I lived in Florida from late 2002 until hurricane Ivan came in September, 2004. During the final six months, I had migraine symptoms almost every day. The migraine frequency has improved dramatically since I've moved away from Florida; but the symptoms I'm having can still be quite severe. I have experienced some periods of something I can't quite put a term on... I'd call it disorientation, but to me disorientation is what I call it when I'm sitting at my desk typing away and suddenly feel like I am upside down, or I think a sound is coming from the left when it's really on the right or in front of me. This is different. This is a complete loss of knowledge of the environment or other bits of information that are things I consider second-nature. The episodes last only at most five minutes, but they are very frightening--mostly because I know exactly what is happening, that I am in the process of doing something I suddenly don't know how to do, that I should respond to something but don't know what to do, etc. This along with the vertigo has the potential to make life extremely difficult for me, and my mom and I have had some rather heated discussions about my
needs and care preferences in the event that the symptoms become more frequent.
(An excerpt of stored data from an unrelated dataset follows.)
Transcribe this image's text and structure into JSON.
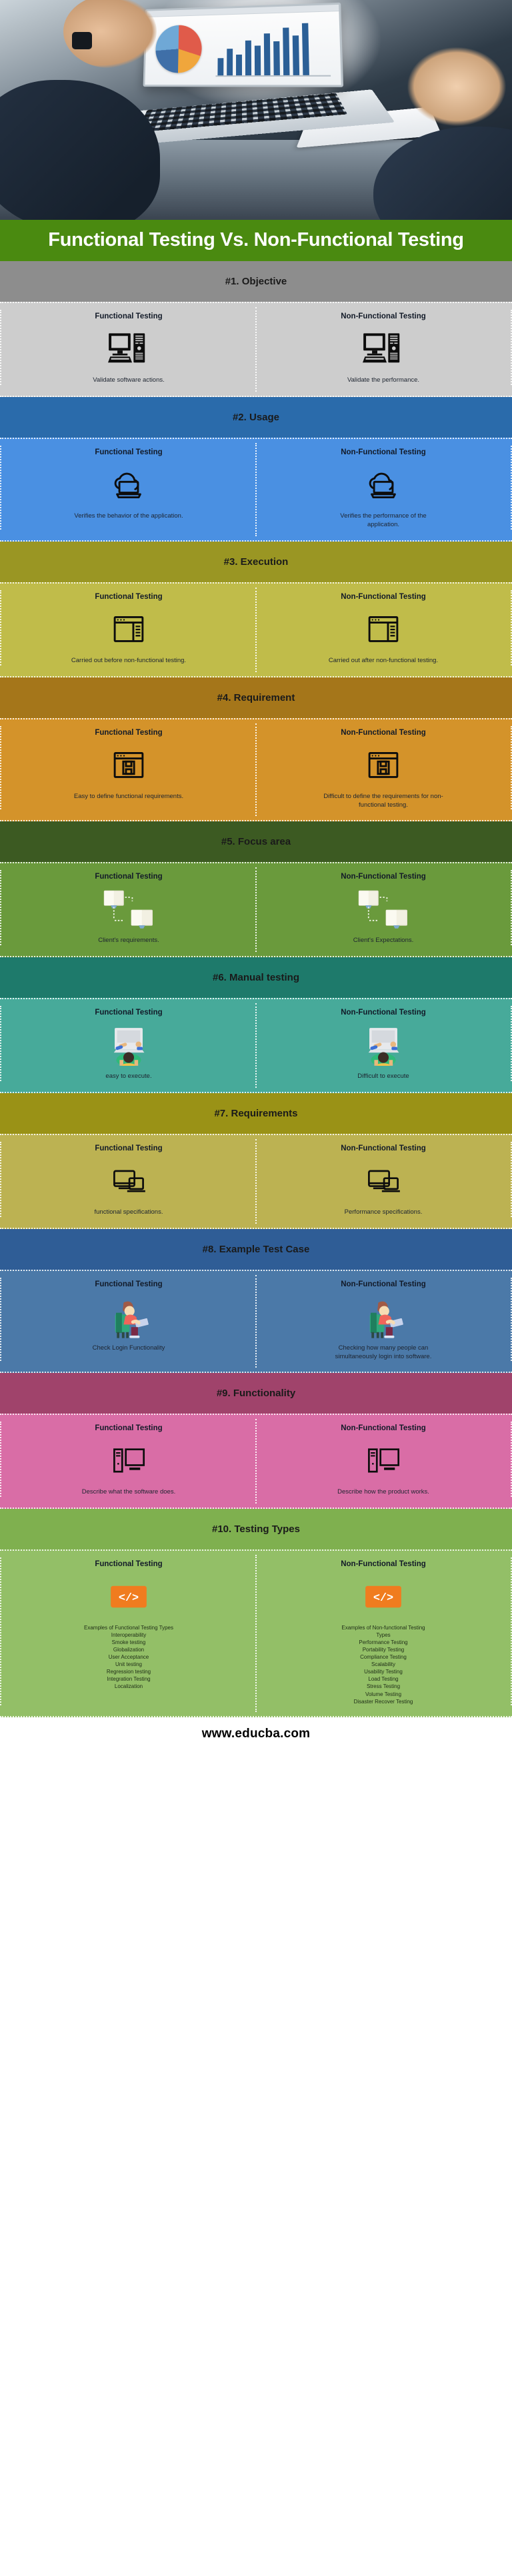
{
  "title": "Functional Testing Vs. Non-Functional Testing",
  "footer": {
    "url": "www.educba.com"
  },
  "labels": {
    "functional": "Functional Testing",
    "non_functional": "Non-Functional Testing"
  },
  "sections": [
    {
      "header": "#1. Objective",
      "header_bg": "#8d8d8d",
      "body_bg": "#cdcdcd",
      "left": {
        "title": "Functional Testing",
        "icon": "desktop-computer-icon",
        "desc": "Validate software actions."
      },
      "right": {
        "title": "Non-Functional Testing",
        "icon": "desktop-computer-icon",
        "desc": "Validate the performance."
      }
    },
    {
      "header": "#2. Usage",
      "header_bg": "#2a6bab",
      "body_bg": "#4a90e2",
      "left": {
        "title": "Functional Testing",
        "icon": "cloud-laptop-icon",
        "desc": "Verifies the behavior of the application."
      },
      "right": {
        "title": "Non-Functional Testing",
        "icon": "cloud-laptop-icon",
        "desc": "Verifies the performance of the application."
      }
    },
    {
      "header": "#3. Execution",
      "header_bg": "#9a9623",
      "body_bg": "#c0bc4a",
      "left": {
        "title": "Functional Testing",
        "icon": "browser-window-icon",
        "desc": "Carried out before non-functional testing."
      },
      "right": {
        "title": "Non-Functional Testing",
        "icon": "browser-window-icon",
        "desc": "Carried out after non-functional testing."
      }
    },
    {
      "header": "#4. Requirement",
      "header_bg": "#a5761a",
      "body_bg": "#d4932a",
      "left": {
        "title": "Functional Testing",
        "icon": "browser-save-icon",
        "desc": "Easy to define functional requirements."
      },
      "right": {
        "title": "Non-Functional Testing",
        "icon": "browser-save-icon",
        "desc": "Difficult to define the requirements for non-functional testing."
      }
    },
    {
      "header": "#5. Focus area",
      "header_bg": "#3c5a22",
      "body_bg": "#6a9a3c",
      "left": {
        "title": "Functional Testing",
        "icon": "two-monitors-icon",
        "desc": "Client's requirements."
      },
      "right": {
        "title": "Non-Functional Testing",
        "icon": "two-monitors-icon",
        "desc": "Client's Expectations."
      }
    },
    {
      "header": "#6. Manual testing",
      "header_bg": "#1e7a6b",
      "body_bg": "#47aa9a",
      "left": {
        "title": "Functional Testing",
        "icon": "person-at-laptop-icon",
        "desc": "easy to execute."
      },
      "right": {
        "title": "Non-Functional Testing",
        "icon": "person-at-laptop-icon",
        "desc": "Difficult to execute"
      }
    },
    {
      "header": "#7. Requirements",
      "header_bg": "#9a9216",
      "body_bg": "#bcb252",
      "left": {
        "title": "Functional Testing",
        "icon": "devices-icon",
        "desc": "functional specifications."
      },
      "right": {
        "title": "Non-Functional Testing",
        "icon": "devices-icon",
        "desc": "Performance specifications."
      }
    },
    {
      "header": "#8. Example Test Case",
      "header_bg": "#2f5d96",
      "body_bg": "#4b79a8",
      "left": {
        "title": "Functional Testing",
        "icon": "person-working-icon",
        "desc": "Check Login Functionality"
      },
      "right": {
        "title": "Non-Functional Testing",
        "icon": "person-working-icon",
        "desc": "Checking how many people can simultaneously login into software."
      }
    },
    {
      "header": "#9. Functionality",
      "header_bg": "#a0436b",
      "body_bg": "#d96da6",
      "left": {
        "title": "Functional Testing",
        "icon": "tower-monitor-icon",
        "desc": "Describe what the software does."
      },
      "right": {
        "title": "Non-Functional Testing",
        "icon": "tower-monitor-icon",
        "desc": "Describe how the product works."
      }
    },
    {
      "header": "#10. Testing Types",
      "header_bg": "#7fb04f",
      "body_bg": "#93bf67",
      "left": {
        "title": "Functional Testing",
        "icon": "code-badge-icon",
        "list": [
          "Examples of Functional Testing Types",
          "Interoperability",
          "Smoke testing",
          "Globalization",
          "User Acceptance",
          "Unit testing",
          "Regression testing",
          "Integration Testing",
          "Localization"
        ]
      },
      "right": {
        "title": "Non-Functional Testing",
        "icon": "code-badge-icon",
        "list": [
          "Examples of Non-functional Testing",
          "Types",
          "Performance Testing",
          "Portability Testing",
          "Compliance Testing",
          "Scalability",
          "Usability Testing",
          "Load Testing",
          "Stress Testing",
          "Volume Testing",
          "Disaster Recover Testing"
        ]
      }
    }
  ]
}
I get very emotional thinking about this, and on good days I worry that people with severe/permanent disabilities might think I was making something out of nothing, sort of like what I think when I hear the average person on the street talk about being afraid of being blind. I'm pretty hesitant to talk about this, sort of afraid I might offend people who already live with disabilities that limit independent self-care. But this really can be quite scary, especially because I don't really know how controllable it is. So many things influence the level of control, and some of them I can do nothing about!
I also use CPAP at night for sleep apnea. I tend to stop breathing at night, and the machine keeps air flowing through my nose and keeps my airways open so that I can breathe normally. I didn't think it was worth looking into for a long time, but it's a big relief not to need a three or four-hour nap every day. I notice that sometimes my breathing is difficult during the first phase of a migraine, and sometimes I also use the machine then because it feels like I don't have to work so hard.
I committed my life to Jesus in 1984, and even though the road has been bumpy faith has always been a significant part of my life since then. I feel like I'm not giving this part of my life much attention in this entry, but I think faith discussion will play the major role in most of my discussions here and the Christian faith is something that needs significantly less introduction for a general audience than do disabilities and how they affect me personally. I'm going to close for now, mostly because this entry has gotten quite long even for me. There are a few other background things I want to talk about, but I'm going to do them separately.